Parlant du syndrome tunisien, pensez-vous que l’on avance inexorablement vers ce vent venu du Maghreb ?
Si vous m’avez-bien saisi durant mes meetings, alors vous aurez retenu que cela a commencé au Cameroun. En 2008, ce sont les jeunes qui ont lancé les mouvements, ce n’est pas Fru Ndi qui les a jetés dans la rue. Ceux qui ont voulu accrocher ces mouvements sur le cou de John Fru Ndi savent que ce n’est pas lui qui les y a envoyés.

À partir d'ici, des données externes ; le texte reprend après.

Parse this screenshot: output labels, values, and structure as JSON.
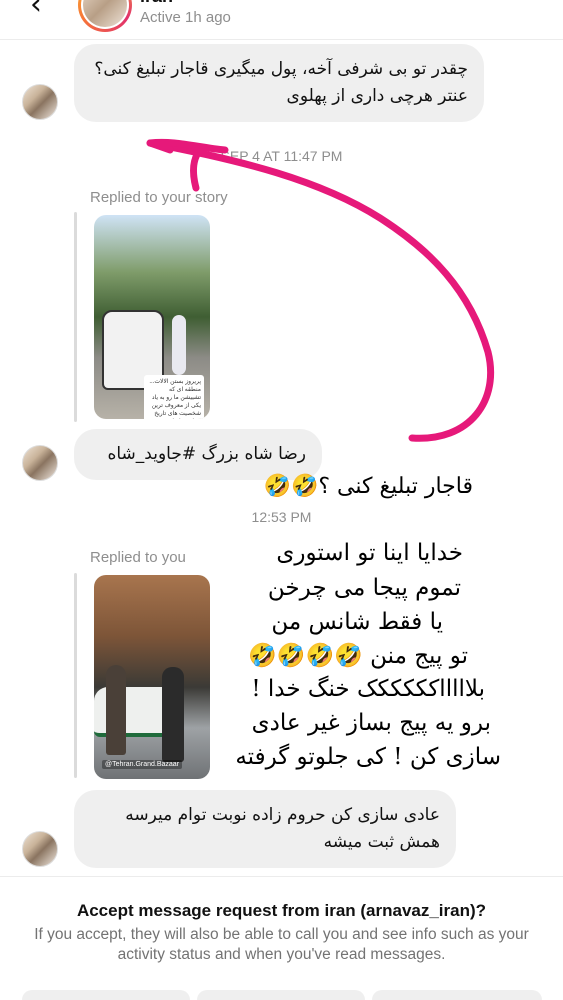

Mon message a toujours été ceci: les Camerounais ont le droit de se battre pour leurs droits. Pour les droits des journalistes, ce n’est pas Fru Ndi qui va se battre, mais vous-mêmes les journalistes et ainsi de suite avec les médecins, les enseignants...Lorsque le gouvernement ne veut pas se battre pour vous, vous avez le droit de vous battre pour vos droits.
Un de vos membres en l’occurrence le président de la circonscription électorale de Ngaoundéré 2 vous a demandé des éclaircissements sur le fait qu’entre le Président Paul Biya et vous, on dirait toutefois que c’est aujourd’hui le grand rapprochement pour ne pas dire la grande amitié. Quelle est votre part de vérité ?
Nous n’avons jamais été des ennemis à ce que je sache et je n’ai d’ailleurs jamais été l’ennemi d’aucun Camerounais jusqu’à ce jour. Etre l’ami de quelqu’un ne signifie pas que tu es d’accord avec toutes ses opinions et actions. Se saluer ne signifie non plus qu’on s’accorde sur les différents points de vue, si cela avait été le cas, je ne serai pas ici.
Qu’est-devenu le « Shadow cabinet » ?
Le « Shadow cabinet »existe toujours même s’il connaît quelques difficultés. Je pense que nous allons apporter des améliorations avec le temps.
Faut-il que John Fru Ndi se déplace pour que le Sdf se réveille dans l’Adamaoua ?
Le Sdf a toujours été en éveil dans la région de l’Adamaoua. Si le Sdf était endormi ici, vous n’auriez pas vu autant de monde au meeting. Nous sommes aussi fort qu’avant et en mouvement et le témoignage est probant avec les militants et sympathisants qui, quand ils m’ont vu, étaient plus que jamais galvanisés tout comme l’ancien coordonateur régional du Sdf qui était également là.
Et le cas du député Noumba, est-il suspendu du Sdf ?
Je crois que le problème du député Noumba a été résolu et que toute la presse devrait connaitre le dénouement.